Playing Russ Faria, the man wrongfully accused of murder, is Glenn Fleshler, who was in awe of Renée Zellweger. “What Renée did, the amount of hours [in the makeup chair], and then, to show up on set with the spirit that she had and has every day, it's really remarkable,” he explained about Zellweger’s daily transformation into Pam Hupp, which required prosthetics. “It's actually not easy, although she did find a way to enjoy it, but it's not easy to sit through all that, and to be that hot, and to feel like you don't necessarily have control of your whole self, and you're trying to do really relaxed work in front of the camera, and she just brought an unbelievable spirit to it.”
“I don't think there's been a drama like this,” Jenny Klein explained, who serves as showrunner and executive producer. “It starts with this marriage we have between NBC News Studios and having access to all of the extensive reporting done on this case, and then Blumhouse TV, the icon of horror and tension, and then, everything that Renée and her company, Big Picture Co., bring to it, it really lends this sort of sense of familiarity when it comes to the Dateline aspects infused in the show, and then, there's just this, like, palpable strangeness.
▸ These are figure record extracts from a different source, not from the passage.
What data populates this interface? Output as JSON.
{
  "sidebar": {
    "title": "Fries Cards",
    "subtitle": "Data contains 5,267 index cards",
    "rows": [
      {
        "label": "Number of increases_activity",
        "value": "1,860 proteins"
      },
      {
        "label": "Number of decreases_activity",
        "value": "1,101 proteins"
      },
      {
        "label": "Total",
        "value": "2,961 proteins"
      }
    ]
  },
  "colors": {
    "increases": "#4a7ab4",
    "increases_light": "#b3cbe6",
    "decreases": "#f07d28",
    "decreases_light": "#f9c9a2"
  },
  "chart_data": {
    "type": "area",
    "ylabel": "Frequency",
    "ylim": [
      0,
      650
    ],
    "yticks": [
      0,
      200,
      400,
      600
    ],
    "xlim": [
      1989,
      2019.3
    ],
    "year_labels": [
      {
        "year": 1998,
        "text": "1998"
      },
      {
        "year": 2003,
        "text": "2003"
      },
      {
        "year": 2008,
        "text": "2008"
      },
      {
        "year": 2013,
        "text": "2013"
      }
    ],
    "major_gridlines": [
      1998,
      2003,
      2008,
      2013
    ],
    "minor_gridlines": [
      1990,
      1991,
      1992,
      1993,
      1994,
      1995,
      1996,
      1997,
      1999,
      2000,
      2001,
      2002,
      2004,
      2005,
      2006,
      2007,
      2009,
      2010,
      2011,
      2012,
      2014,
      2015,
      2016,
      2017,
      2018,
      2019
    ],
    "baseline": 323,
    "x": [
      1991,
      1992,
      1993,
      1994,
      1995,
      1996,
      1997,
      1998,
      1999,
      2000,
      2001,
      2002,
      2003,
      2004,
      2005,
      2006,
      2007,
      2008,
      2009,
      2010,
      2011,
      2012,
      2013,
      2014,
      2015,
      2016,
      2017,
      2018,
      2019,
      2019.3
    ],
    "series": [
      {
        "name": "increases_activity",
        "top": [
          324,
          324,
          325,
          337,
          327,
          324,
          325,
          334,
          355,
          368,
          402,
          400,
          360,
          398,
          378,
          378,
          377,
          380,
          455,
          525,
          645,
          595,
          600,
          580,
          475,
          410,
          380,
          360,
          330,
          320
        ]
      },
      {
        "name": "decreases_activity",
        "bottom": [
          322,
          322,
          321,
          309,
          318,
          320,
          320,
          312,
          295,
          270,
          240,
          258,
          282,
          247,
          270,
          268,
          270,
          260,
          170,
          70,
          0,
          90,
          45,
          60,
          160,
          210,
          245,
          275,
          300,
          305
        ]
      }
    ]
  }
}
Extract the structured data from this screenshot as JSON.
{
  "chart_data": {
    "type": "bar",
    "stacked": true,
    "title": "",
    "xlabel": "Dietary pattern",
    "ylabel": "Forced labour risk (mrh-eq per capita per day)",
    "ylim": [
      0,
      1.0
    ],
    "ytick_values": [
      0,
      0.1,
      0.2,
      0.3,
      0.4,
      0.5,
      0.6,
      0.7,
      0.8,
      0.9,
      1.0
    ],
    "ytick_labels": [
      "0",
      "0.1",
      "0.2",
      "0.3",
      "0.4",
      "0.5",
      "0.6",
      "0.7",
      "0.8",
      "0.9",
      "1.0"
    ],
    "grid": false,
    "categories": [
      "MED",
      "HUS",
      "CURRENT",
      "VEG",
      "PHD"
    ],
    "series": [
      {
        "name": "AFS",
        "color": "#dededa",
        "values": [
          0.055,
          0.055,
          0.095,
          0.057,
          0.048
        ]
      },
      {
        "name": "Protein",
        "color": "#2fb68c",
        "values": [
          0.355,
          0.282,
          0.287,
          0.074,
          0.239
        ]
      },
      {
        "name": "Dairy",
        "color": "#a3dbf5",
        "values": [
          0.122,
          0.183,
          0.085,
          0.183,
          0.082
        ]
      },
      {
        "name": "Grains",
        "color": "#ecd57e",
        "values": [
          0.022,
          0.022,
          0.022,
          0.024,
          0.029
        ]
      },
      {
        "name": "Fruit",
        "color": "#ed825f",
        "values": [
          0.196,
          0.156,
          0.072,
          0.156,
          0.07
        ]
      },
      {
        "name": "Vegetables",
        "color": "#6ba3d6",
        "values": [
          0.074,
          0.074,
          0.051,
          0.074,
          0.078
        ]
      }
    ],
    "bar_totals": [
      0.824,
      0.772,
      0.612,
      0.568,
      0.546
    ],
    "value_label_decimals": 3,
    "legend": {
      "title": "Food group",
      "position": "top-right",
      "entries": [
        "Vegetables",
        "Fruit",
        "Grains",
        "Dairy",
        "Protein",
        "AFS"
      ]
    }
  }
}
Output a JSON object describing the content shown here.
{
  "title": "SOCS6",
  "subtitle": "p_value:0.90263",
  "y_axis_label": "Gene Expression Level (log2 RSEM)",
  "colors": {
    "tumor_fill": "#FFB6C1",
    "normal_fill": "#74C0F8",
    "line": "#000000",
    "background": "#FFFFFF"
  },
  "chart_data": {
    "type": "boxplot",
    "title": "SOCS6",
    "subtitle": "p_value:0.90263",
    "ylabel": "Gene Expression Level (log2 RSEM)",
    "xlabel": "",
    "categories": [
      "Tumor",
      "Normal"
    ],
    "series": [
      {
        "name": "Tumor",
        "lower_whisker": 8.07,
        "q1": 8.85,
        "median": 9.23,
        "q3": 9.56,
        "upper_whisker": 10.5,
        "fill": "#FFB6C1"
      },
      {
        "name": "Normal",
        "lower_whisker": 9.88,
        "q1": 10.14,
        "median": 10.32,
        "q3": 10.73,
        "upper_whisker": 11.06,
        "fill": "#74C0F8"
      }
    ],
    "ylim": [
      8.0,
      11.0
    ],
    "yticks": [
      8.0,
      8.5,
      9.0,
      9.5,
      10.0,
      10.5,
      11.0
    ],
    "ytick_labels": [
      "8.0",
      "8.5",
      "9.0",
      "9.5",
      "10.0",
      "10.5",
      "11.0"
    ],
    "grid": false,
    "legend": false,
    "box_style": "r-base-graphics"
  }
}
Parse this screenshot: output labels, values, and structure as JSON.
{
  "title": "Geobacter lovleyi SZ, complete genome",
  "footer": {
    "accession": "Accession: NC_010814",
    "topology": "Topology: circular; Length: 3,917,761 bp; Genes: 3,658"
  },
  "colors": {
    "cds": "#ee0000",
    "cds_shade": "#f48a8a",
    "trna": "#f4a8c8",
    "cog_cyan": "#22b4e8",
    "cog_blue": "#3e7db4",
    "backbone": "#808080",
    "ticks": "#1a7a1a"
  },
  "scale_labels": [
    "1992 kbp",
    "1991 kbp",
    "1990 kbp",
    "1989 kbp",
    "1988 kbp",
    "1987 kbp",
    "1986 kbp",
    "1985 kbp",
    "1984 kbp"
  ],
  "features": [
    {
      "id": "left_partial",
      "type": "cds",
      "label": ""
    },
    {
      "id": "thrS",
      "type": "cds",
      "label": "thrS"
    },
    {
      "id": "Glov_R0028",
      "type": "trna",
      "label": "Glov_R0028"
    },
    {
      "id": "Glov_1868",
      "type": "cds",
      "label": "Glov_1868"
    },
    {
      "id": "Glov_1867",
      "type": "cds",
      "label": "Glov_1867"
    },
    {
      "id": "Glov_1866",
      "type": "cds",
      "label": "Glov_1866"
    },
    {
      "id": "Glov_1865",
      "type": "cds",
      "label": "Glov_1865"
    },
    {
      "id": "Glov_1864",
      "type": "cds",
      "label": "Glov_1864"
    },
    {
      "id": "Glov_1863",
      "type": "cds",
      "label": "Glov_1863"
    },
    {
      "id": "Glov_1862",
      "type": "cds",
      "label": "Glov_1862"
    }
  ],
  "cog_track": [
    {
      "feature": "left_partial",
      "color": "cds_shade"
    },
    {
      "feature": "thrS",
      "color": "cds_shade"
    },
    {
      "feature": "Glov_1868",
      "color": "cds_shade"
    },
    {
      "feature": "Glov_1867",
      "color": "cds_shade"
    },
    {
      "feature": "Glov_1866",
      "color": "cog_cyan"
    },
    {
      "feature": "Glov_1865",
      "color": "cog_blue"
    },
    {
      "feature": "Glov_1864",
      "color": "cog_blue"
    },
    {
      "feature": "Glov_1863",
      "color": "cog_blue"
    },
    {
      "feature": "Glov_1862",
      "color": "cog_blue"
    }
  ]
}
And also it's a true-crime story that, in some ways, won't leave you feeling depressed, but will keep you on the edge of your seat because there's so many twists and turns.”
“For a few years we've been thinking, ‘We tell so many tremendous stories that could be the basis for good scripted programming.,” NBC News Studio president Liz Cole said of the unit’s venture into scripted television. “We connected with Jason [Blumhouse], who immediately saw that this could be a great marriage of our two brands: Dateline and Blumhouse. And then, we decided to partner on these projects; you know, this was the only story we really considered for our first project. We just kept coming back to Pam because it's such a rich story, and a story that had resonated with Dateline viewers, certainly, and in any format on TV and the podcast. Although, you know, when we first embarked on this, I don't think I imagined, in my wildest dreams, that we would have Renée Zellweger staring as Pam, and the rest of the incredible cast, and working with Blumhouse has just been a joy. It's been a wonderful partnership.”
The story of Pam Hupp will unfold in the 6-part limited series, airing Tuesdays at 10/9c on NBC.